Extra half point transit sales tax would apply on alcohol, used cars: province

Finance ministry says referendum Yes would 0.5 per cent to other provincial sales taxes besides the seven per cent PST

A proposed 0.5 per cent tax on transit would also apply to alcohol and private vehicle sales

A proposed 0.5 per cent tax on transit would also apply to alcohol and private vehicle sales

Finance ministry officials say the proposed 0.5 per cent tax for transit will also apply on alcohol and private vehicle sales if the mail-in referendum passes this spring.

Although the province has said it intends to apply the new Congestion Improvement Tax to most of what is covered under the provincial sales tax, there’s been confusion over exactly that means.

One source of doubt is what the province considers to be a provincial sales tax – just the seven per cent PST or also the 10 per cent alcohol tax and the 12 per cent private vehicle sales tax.

A ministry spokesman said Wednesday the government also views both as provincial sales taxes and the extra half point would apply, raising the alcohol tax to 10.5 per cent in Metro and requiring private car sellers to add 12.5 per cent.

B.C. Restaurant and Foodservices Association president Ian Tostenson said the extra tax would be in addition to the five per cent GST charged on liquor sold in restaurants and bars.

“I don’t think we need a 15.5 per cent liquor tax in this province,” he said.

Many hospitality industry employees rely on transit to get to work, Tostenson said, but added the association of restaurants and bars hasn’t taken a referendum stand yet.

“We haven’t considered if we’re coming out as an industry to support or not support it. We’d like to see way more detail.”

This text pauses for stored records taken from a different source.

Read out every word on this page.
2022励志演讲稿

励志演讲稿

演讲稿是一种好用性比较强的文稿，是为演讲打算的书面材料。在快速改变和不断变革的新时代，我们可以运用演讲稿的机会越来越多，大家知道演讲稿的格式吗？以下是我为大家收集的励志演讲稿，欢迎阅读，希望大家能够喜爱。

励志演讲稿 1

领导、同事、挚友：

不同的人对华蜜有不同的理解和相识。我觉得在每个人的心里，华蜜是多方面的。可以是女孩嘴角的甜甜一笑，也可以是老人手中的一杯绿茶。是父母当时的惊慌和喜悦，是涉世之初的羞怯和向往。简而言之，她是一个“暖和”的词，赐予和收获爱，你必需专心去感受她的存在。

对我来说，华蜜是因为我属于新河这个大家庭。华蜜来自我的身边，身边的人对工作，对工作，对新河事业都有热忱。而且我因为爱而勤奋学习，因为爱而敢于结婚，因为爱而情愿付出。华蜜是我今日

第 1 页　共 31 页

The 12 per cent private vehicle sales tax was created after the harmonized sales tax was repealed to ensure equal treatment of private and dealer transactions, and to prevent a surge of curbers selling privately with little consumer protection.

The transit sales tax is also expected to apply on new vehicles sold at Metro dealerships.

New Car Dealers Association of B.C. CEO Blair Qualey has been pushing for an exemption but a ministry spokesman said that would reduce the expected $250 million a year to be generated by the tax for transit expansion.

The province has previously indicated the new tax may also be charged on new vehicles that are bought outside the region but end up registered in Metro, but it has yet to confirm that or explain how it would work.

Qualey said the car dealers association has not yet taken a position on the referendum.

“We’re in support of good road, bridge and transportation infrastructure, including public transit,” he said. “If cars and trucks were excluded we’d be all over it.”